A good way to tell when this “voice” is drowning out our real point of view is if we start to feel increasingly agitated or upset. Are we having lots of thoughts around our anger? Building a case? Bombarding ourselves with all kinds of defining statements? Are we assuming what another person thinks or feels? These can all be signs that our critical inner voice has taken the wheel and that it is time to reset and rethink this path.

  1. Give yourself what you need to calm down.

The best way to deal with anger is cleanly and truthfully. It’s okay to be angry. It’s okay to explore where our anger comes from and what it triggers in us. It’s okay to let any feeling wash over us, and it’s okay to be kind to ourselves when we do.

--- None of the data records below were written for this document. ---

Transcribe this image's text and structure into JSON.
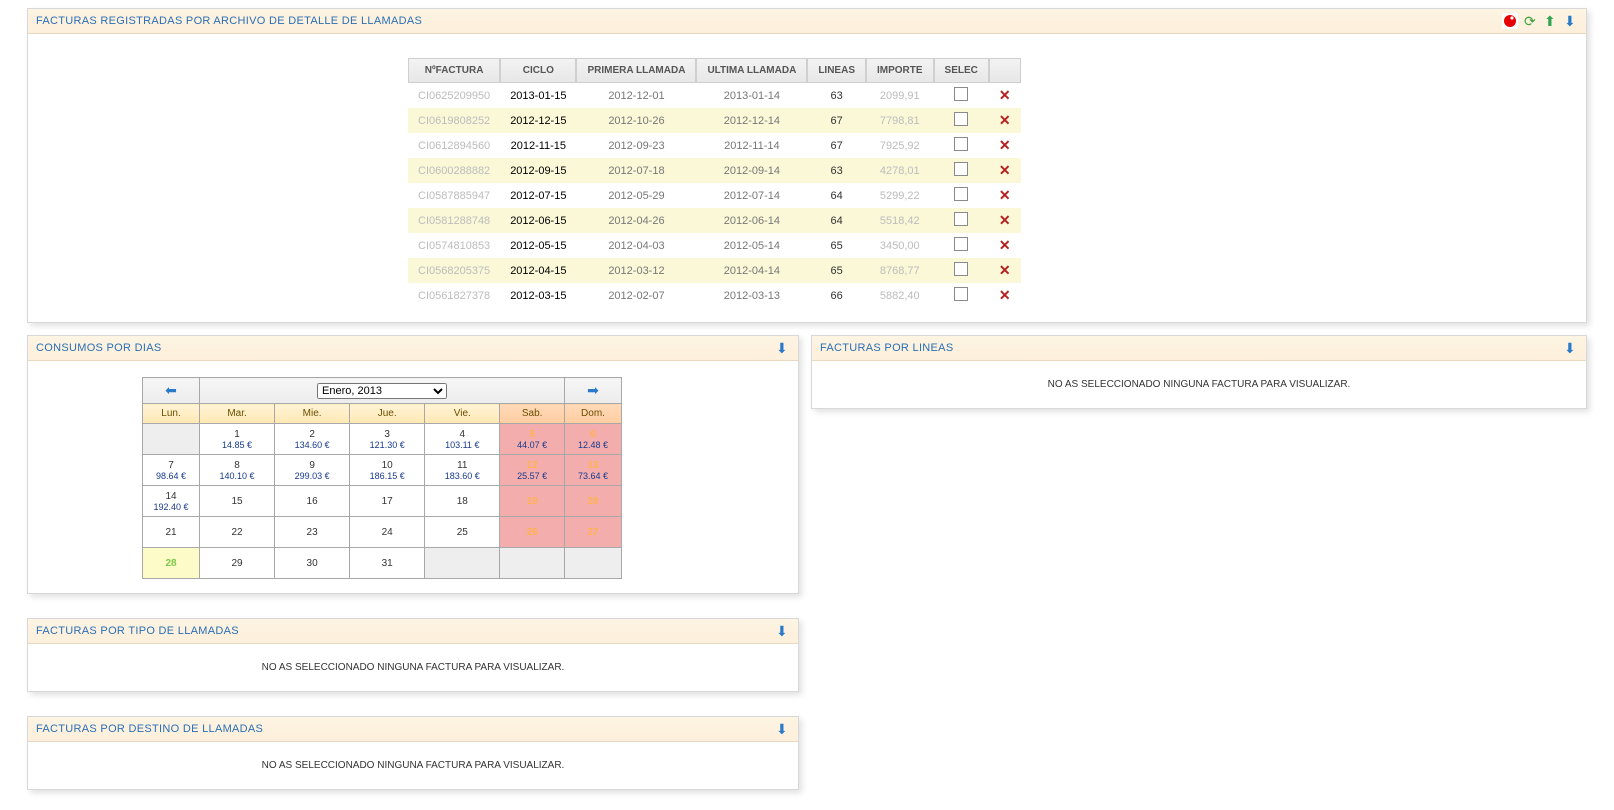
{
  "panels": {
    "invoices": {
      "title": "FACTURAS REGISTRADAS POR ARCHIVO DE DETALLE DE LLAMADAS"
    },
    "consumos": {
      "title": "CONSUMOS POR DIAS"
    },
    "porLineas": {
      "title": "FACTURAS POR LINEAS",
      "empty": "NO AS SELECCIONADO NINGUNA FACTURA PARA VISUALIZAR."
    },
    "porTipo": {
      "title": "FACTURAS POR TIPO DE LLAMADAS",
      "empty": "NO AS SELECCIONADO NINGUNA FACTURA PARA VISUALIZAR."
    },
    "porDestino": {
      "title": "FACTURAS POR DESTINO DE LLAMADAS",
      "empty": "NO AS SELECCIONADO NINGUNA FACTURA PARA VISUALIZAR."
    }
  },
  "invoices": {
    "headers": {
      "nf": "NºFACTURA",
      "ciclo": "CICLO",
      "primera": "PRIMERA LLAMADA",
      "ultima": "ULTIMA LLAMADA",
      "lineas": "LINEAS",
      "importe": "IMPORTE",
      "selec": "SELEC"
    },
    "rows": [
      {
        "nf": "CI0625209950",
        "ciclo": "2013-01-15",
        "primera": "2012-12-01",
        "ultima": "2013-01-14",
        "lineas": "63",
        "importe": "2099,91"
      },
      {
        "nf": "CI0619808252",
        "ciclo": "2012-12-15",
        "primera": "2012-10-26",
        "ultima": "2012-12-14",
        "lineas": "67",
        "importe": "7798,81"
      },
      {
        "nf": "CI0612894560",
        "ciclo": "2012-11-15",
        "primera": "2012-09-23",
        "ultima": "2012-11-14",
        "lineas": "67",
        "importe": "7925,92"
      },
      {
        "nf": "CI0600288882",
        "ciclo": "2012-09-15",
        "primera": "2012-07-18",
        "ultima": "2012-09-14",
        "lineas": "63",
        "importe": "4278,01"
      },
      {
        "nf": "CI0587885947",
        "ciclo": "2012-07-15",
        "primera": "2012-05-29",
        "ultima": "2012-07-14",
        "lineas": "64",
        "importe": "5299,22"
      },
      {
        "nf": "CI0581288748",
        "ciclo": "2012-06-15",
        "primera": "2012-04-26",
        "ultima": "2012-06-14",
        "lineas": "64",
        "importe": "5518,42"
      },
      {
        "nf": "CI0574810853",
        "ciclo": "2012-05-15",
        "primera": "2012-04-03",
        "ultima": "2012-05-14",
        "lineas": "65",
        "importe": "3450,00"
      },
      {
        "nf": "CI0568205375",
        "ciclo": "2012-04-15",
        "primera": "2012-03-12",
        "ultima": "2012-04-14",
        "lineas": "65",
        "importe": "8768,77"
      },
      {
        "nf": "CI0561827378",
        "ciclo": "2012-03-15",
        "primera": "2012-02-07",
        "ultima": "2012-03-13",
        "lineas": "66",
        "importe": "5882,40"
      }
    ]
  },
  "calendar": {
    "month_label": "Enero, 2013",
    "dayheads": {
      "lun": "Lun.",
      "mar": "Mar.",
      "mie": "Mie.",
      "jue": "Jue.",
      "vie": "Vie.",
      "sab": "Sab.",
      "dom": "Dom."
    },
    "cells": [
      [
        {
          "blank": true
        },
        {
          "n": "1",
          "a": "14.85 €"
        },
        {
          "n": "2",
          "a": "134.60 €"
        },
        {
          "n": "3",
          "a": "121.30 €"
        },
        {
          "n": "4",
          "a": "103.11 €"
        },
        {
          "n": "5",
          "a": "44.07 €",
          "wk": true
        },
        {
          "n": "6",
          "a": "12.48 €",
          "wk": true
        }
      ],
      [
        {
          "n": "7",
          "a": "98.64 €"
        },
        {
          "n": "8",
          "a": "140.10 €"
        },
        {
          "n": "9",
          "a": "299.03 €"
        },
        {
          "n": "10",
          "a": "186.15 €"
        },
        {
          "n": "11",
          "a": "183.60 €"
        },
        {
          "n": "12",
          "a": "25.57 €",
          "wk": true
        },
        {
          "n": "13",
          "a": "73.64 €",
          "wk": true
        }
      ],
      [
        {
          "n": "14",
          "a": "192.40 €"
        },
        {
          "n": "15"
        },
        {
          "n": "16"
        },
        {
          "n": "17"
        },
        {
          "n": "18"
        },
        {
          "n": "19",
          "wk": true
        },
        {
          "n": "20",
          "wk": true
        }
      ],
      [
        {
          "n": "21"
        },
        {
          "n": "22"
        },
        {
          "n": "23"
        },
        {
          "n": "24"
        },
        {
          "n": "25"
        },
        {
          "n": "26",
          "wk": true
        },
        {
          "n": "27",
          "wk": true
        }
      ],
      [
        {
          "n": "28",
          "today": true
        },
        {
          "n": "29"
        },
        {
          "n": "30"
        },
        {
          "n": "31"
        },
        {
          "blank": true
        },
        {
          "blank": true
        },
        {
          "blank": true
        }
      ]
    ]
  }
}
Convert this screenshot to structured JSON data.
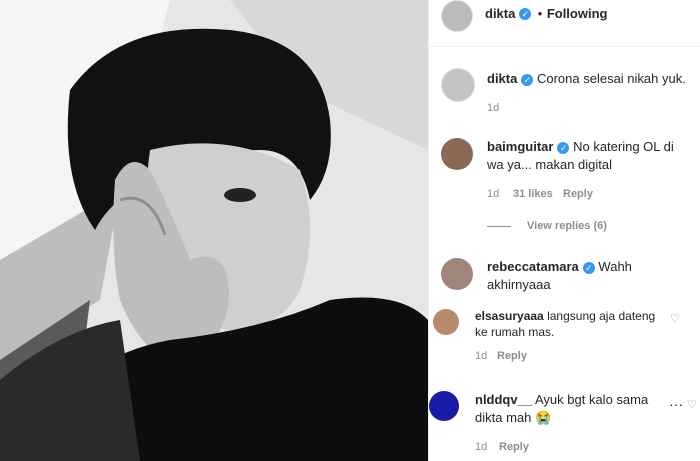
{
  "post": {
    "author": "dikta",
    "follow_status": "Following",
    "separator": "•"
  },
  "caption": {
    "author": "dikta",
    "text": "Corona selesai nikah yuk.",
    "time": "1d"
  },
  "comments": [
    {
      "author": "baimguitar",
      "verified": true,
      "text": "No katering OL di wa ya... makan digital",
      "time": "1d",
      "likes": "31 likes",
      "reply": "Reply",
      "view_replies": "View replies (6)"
    },
    {
      "author": "rebeccatamara",
      "verified": true,
      "text": "Wahh akhirnyaaa"
    },
    {
      "author": "elsasuryaaa",
      "text": "langsung aja dateng ke rumah mas.",
      "time": "1d",
      "reply": "Reply"
    },
    {
      "author": "nlddqv__",
      "text": "Ayuk bgt kalo sama dikta mah 😭",
      "time": "1d",
      "reply": "Reply"
    }
  ],
  "colors": {
    "verified": "#3897f0",
    "muted": "#8e8e8e",
    "text": "#262626"
  },
  "icons": [
    "verified-badge-icon",
    "heart-icon",
    "more-options-icon"
  ]
}
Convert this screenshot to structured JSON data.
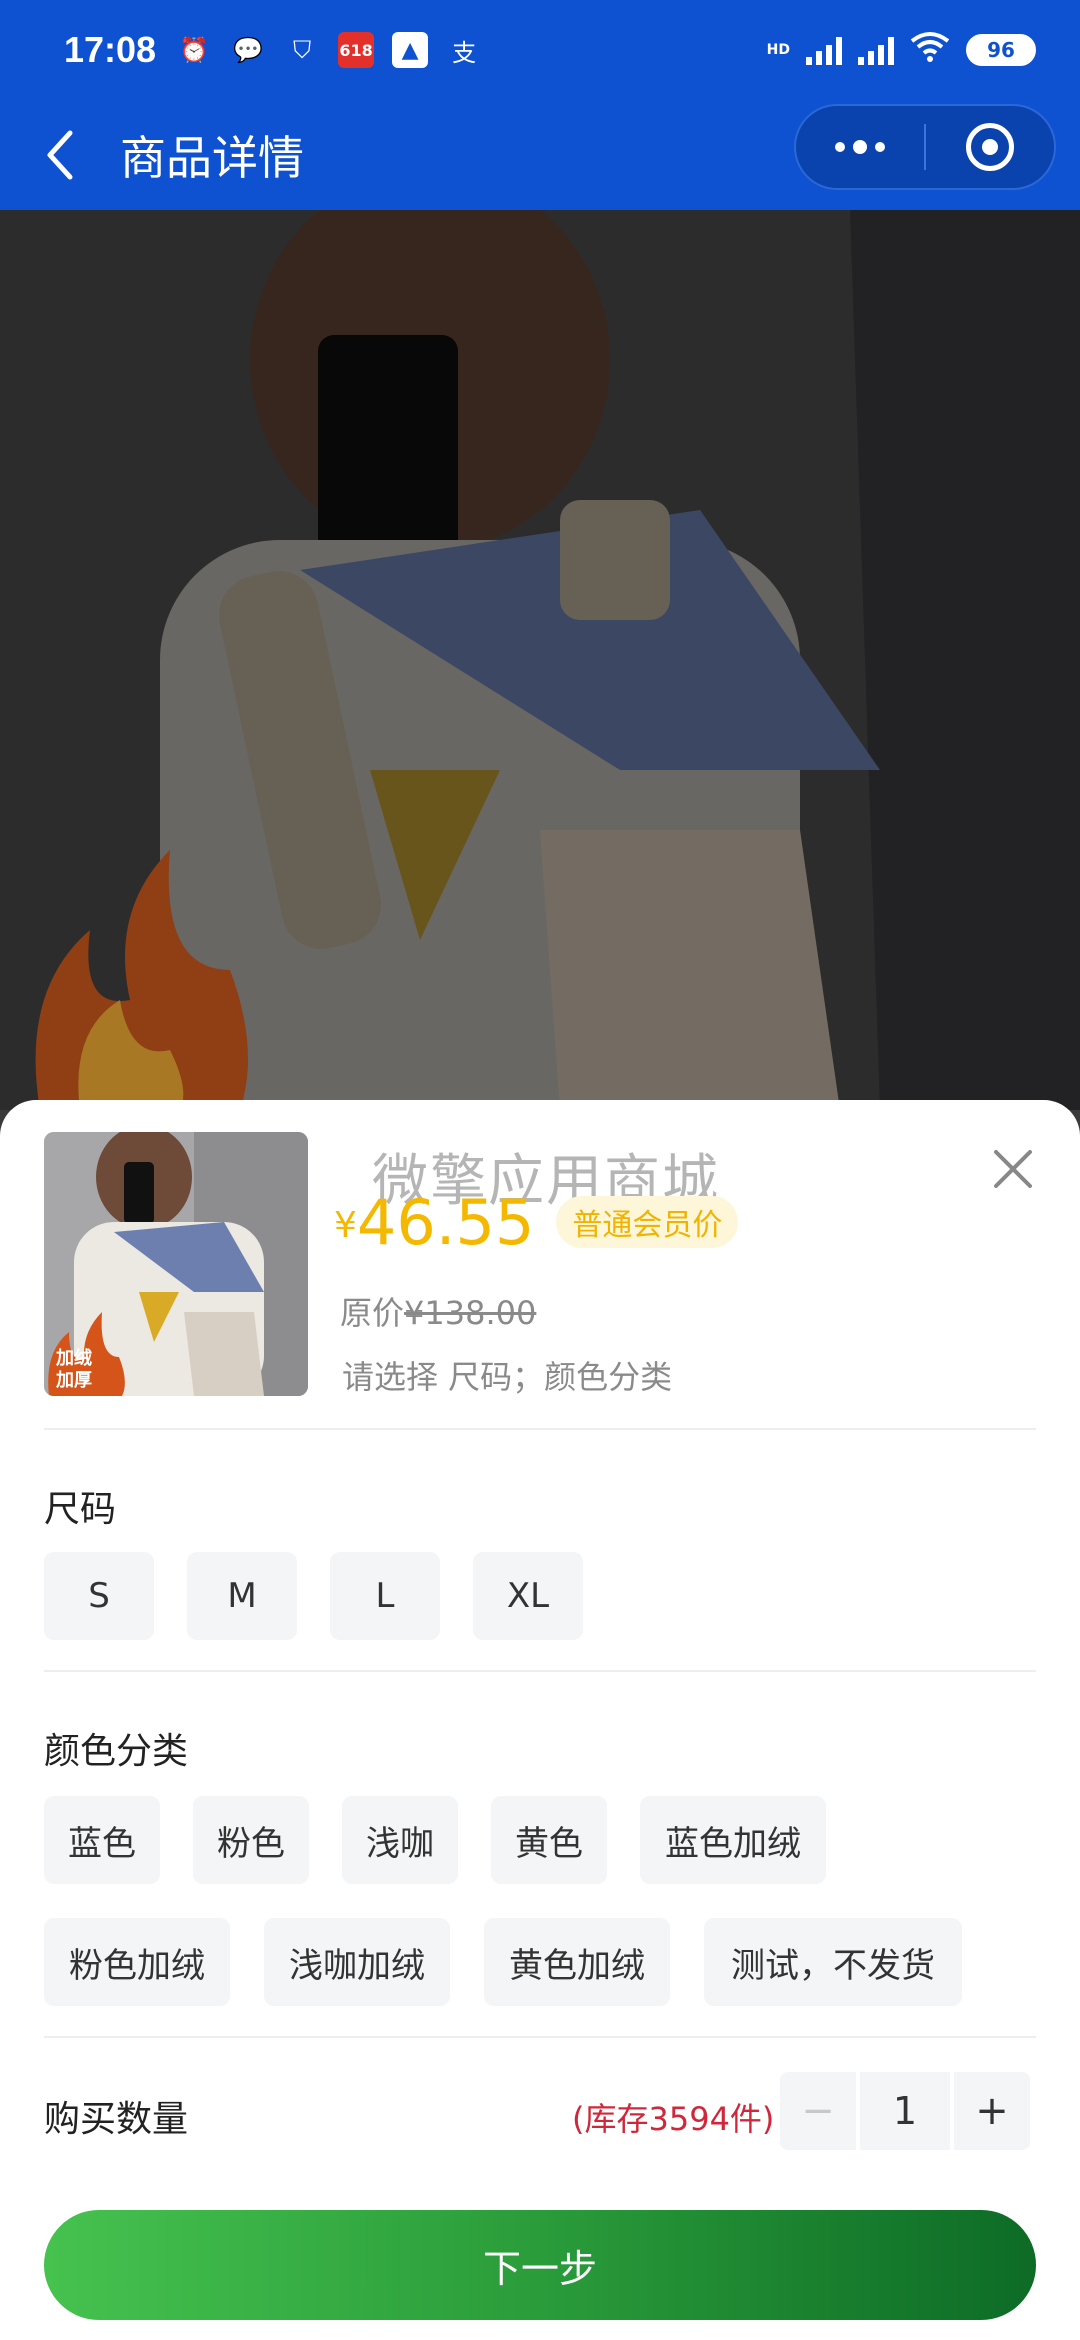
{
  "status_bar": {
    "time": "17:08",
    "battery": "96",
    "network_label": "HD",
    "app_icon_618": "618",
    "app_icon_zhi": "支"
  },
  "nav": {
    "title": "商品详情"
  },
  "sheet": {
    "watermark": "微擎应用商城",
    "price_symbol": "¥",
    "price": "46.55",
    "member_badge": "普通会员价",
    "orig_price_prefix": "原价",
    "orig_price": "¥138.00",
    "select_hint": "请选择 尺码；颜色分类",
    "thumb_badge_line1": "加绒",
    "thumb_badge_line2": "加厚",
    "size_title": "尺码",
    "sizes": [
      "S",
      "M",
      "L",
      "XL"
    ],
    "color_title": "颜色分类",
    "colors": [
      "蓝色",
      "粉色",
      "浅咖",
      "黄色",
      "蓝色加绒",
      "粉色加绒",
      "浅咖加绒",
      "黄色加绒",
      "测试，不发货"
    ],
    "qty_label": "购买数量",
    "stock": "(库存3594件)",
    "qty_minus": "−",
    "qty_value": "1",
    "qty_plus": "+",
    "next_button": "下一步"
  }
}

By giving ourselves the time and space to get through intense emotions, we can feel more at ease with them and more in control of what we want to do in relation to them. In our webinar on How to Deal with Anger, Dr. Lisa Firestone spends a good amount of time going over a toolkit of techniques to help us regain our calm in heated moments. These include practices like Name it to Tame It and 4-7-8 Breathing. Whether our anger is being triggered by something painful from our past or something frightening in the present, there are healing ways to get through it.